She almost laughed. “No, of course not.”
He nodded again, frowning at his hat, the brim of which he was holding lightly between the tips of the fingers and thumbs of both hands; it irked him that in front of this woman he felt like an applicant for something or other, all meekness and humble deference. It struck him suddenly as odd that everyone was standing, except Maguire, sunk there in shock at the table. What was the matter with the fellow, had he lost his nerve altogether?
He turned his attention to the woman again. “Forgive me for saying so, Mrs. Jewell, but you don’t seem very surprised.”
She widened her eyes-how extraordinary they were, black and glittering, the lids tapered at the corners like a cat’s. “But certainly I am,” she said. “I am”-she groped for the word-“I am baffled.”
This seemed to allow of no further advance, and he turned to the yard manager again. “You say you didn’t hear the gun?”

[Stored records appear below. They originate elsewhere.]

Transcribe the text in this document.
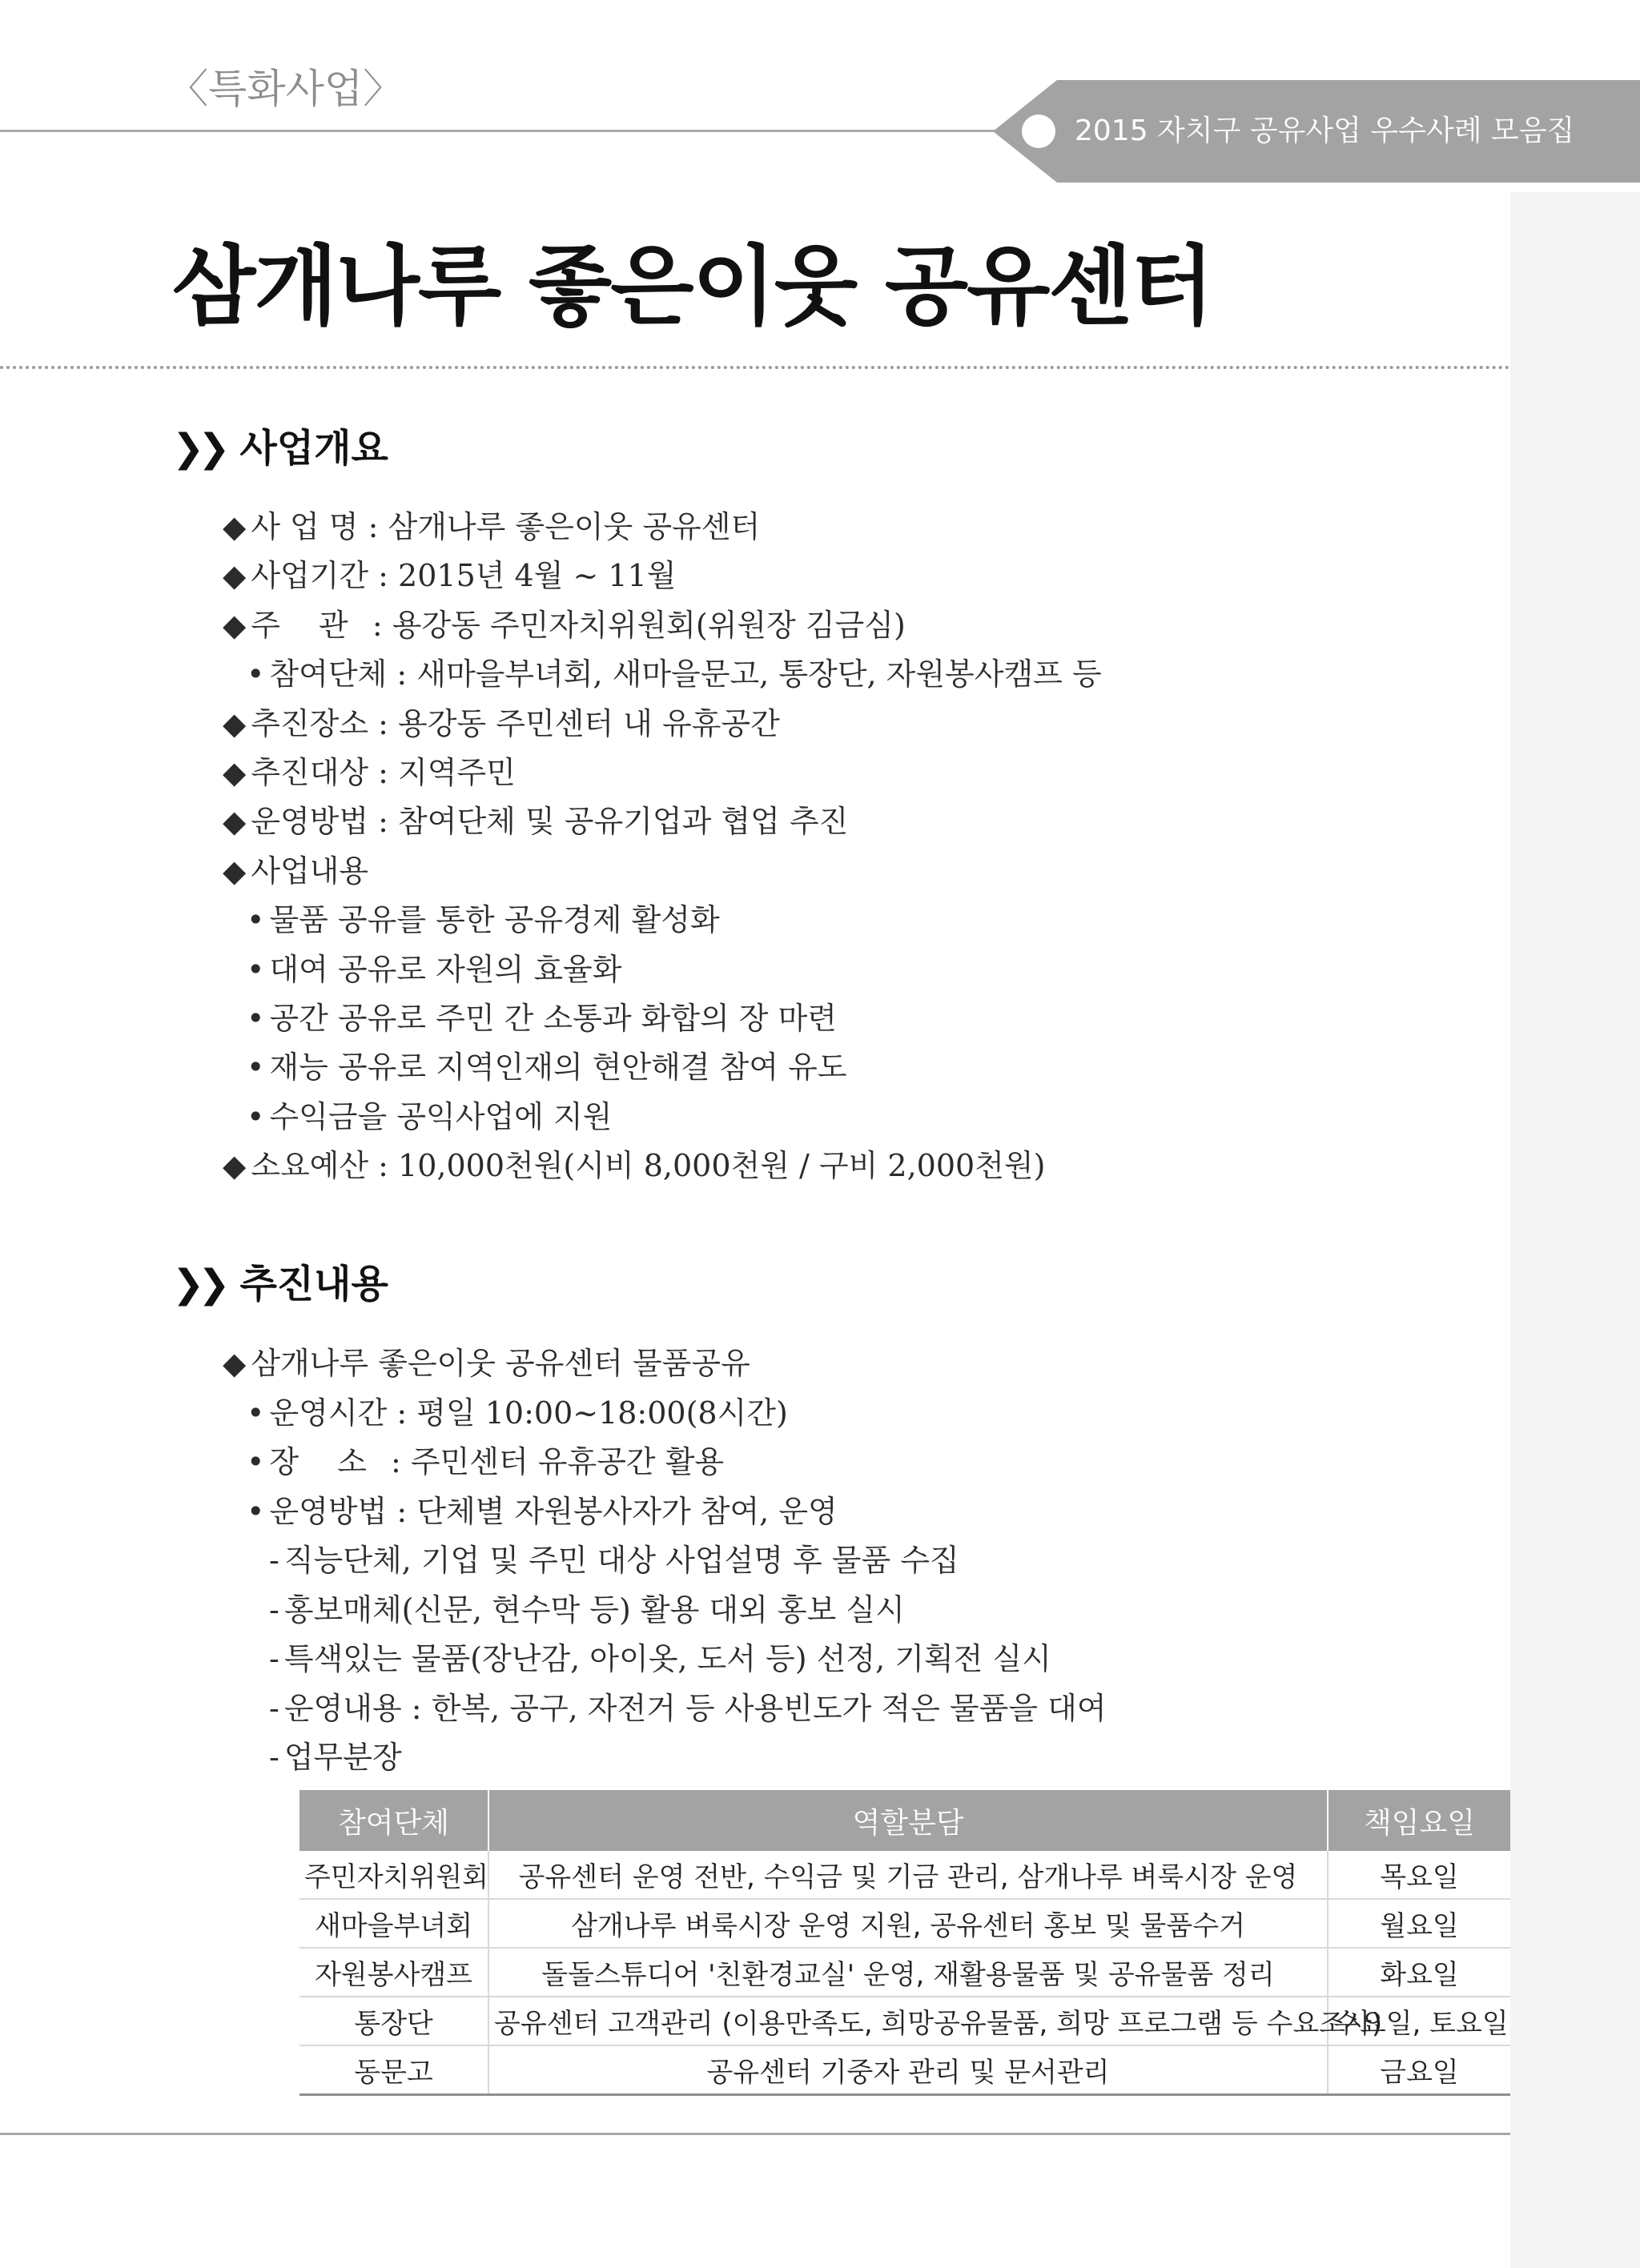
〈특화사업〉
2015 자치구 공유사업 우수사례 모음집
삼개나루 좋은이웃 공유센터
❯❯ 사업개요
❯❯ 추진내용
◆ 사 업 명 : 삼개나루 좋은이웃 공유센터
◆ 사업기간 : 2015년 4월 ~ 11월
◆ 주 관 : 용강동 주민자치위원회(위원장 김금심)
• 참여단체 : 새마을부녀회, 새마을문고, 통장단, 자원봉사캠프 등
◆ 추진장소 : 용강동 주민센터 내 유휴공간
◆ 추진대상 : 지역주민
◆ 운영방법 : 참여단체 및 공유기업과 협업 추진
◆ 사업내용
• 물품 공유를 통한 공유경제 활성화
• 대여 공유로 자원의 효율화
• 공간 공유로 주민 간 소통과 화합의 장 마련
• 재능 공유로 지역인재의 현안해결 참여 유도
• 수익금을 공익사업에 지원
◆ 소요예산 : 10,000천원(시비 8,000천원 / 구비 2,000천원)
◆ 삼개나루 좋은이웃 공유센터 물품공유
• 운영시간 : 평일 10:00~18:00(8시간)
• 장 소 : 주민센터 유휴공간 활용
• 운영방법 : 단체별 자원봉사자가 참여, 운영
- 직능단체, 기업 및 주민 대상 사업설명 후 물품 수집
- 홍보매체(신문, 현수막 등) 활용 대외 홍보 실시
- 특색있는 물품(장난감, 아이옷, 도서 등) 선정, 기획전 실시
- 운영내용 : 한복, 공구, 자전거 등 사용빈도가 적은 물품을 대여
- 업무분장
참여단체	역할분담	책임요일
주민자치위원회	공유센터 운영 전반, 수익금 및 기금 관리, 삼개나루 벼룩시장 운영	목요일
새마을부녀회	삼개나루 벼룩시장 운영 지원, 공유센터 홍보 및 물품수거	월요일
자원봉사캠프	돌돌스튜디어 '친환경교실' 운영, 재활용물품 및 공유물품 정리	화요일
통장단	공유센터 고객관리 (이용만족도, 희망공유물품, 희망 프로그램 등 수요조사)	수요일, 토요일
동문고	공유센터 기중자 관리 및 문서관리	금요일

At first Maguire did not realize it was him who was being addressed, and Hackett had to put the question again, more loudly. The big man stirred as if he had been prodded from behind. “No,” he said, frowning at the floor. “I was probably out on the gallops.”
Hackett looked to Mrs. Jewell. “The gallops, where the horses are exercised,” she said.
She had finished her cigarette and was casting about for somewhere to deposit the butt, with an air of slightly amused vague helplessness; it was as if she had never been in a kitchen before, not even this one, and were both taken with and puzzled by the quaintness of all these strange implements and appliances. Jenkins spotted an ashtray on the table and came forward quickly and brought it to her, and was rewarded by an unexpectedly warm, even radiant smile, and for the first time Hackett saw what a beautiful woman she was-too thin, and too chilly in her manner, but lovely all the same. He was surprised at himself; he had never been much of a connoisseur of women’s looks.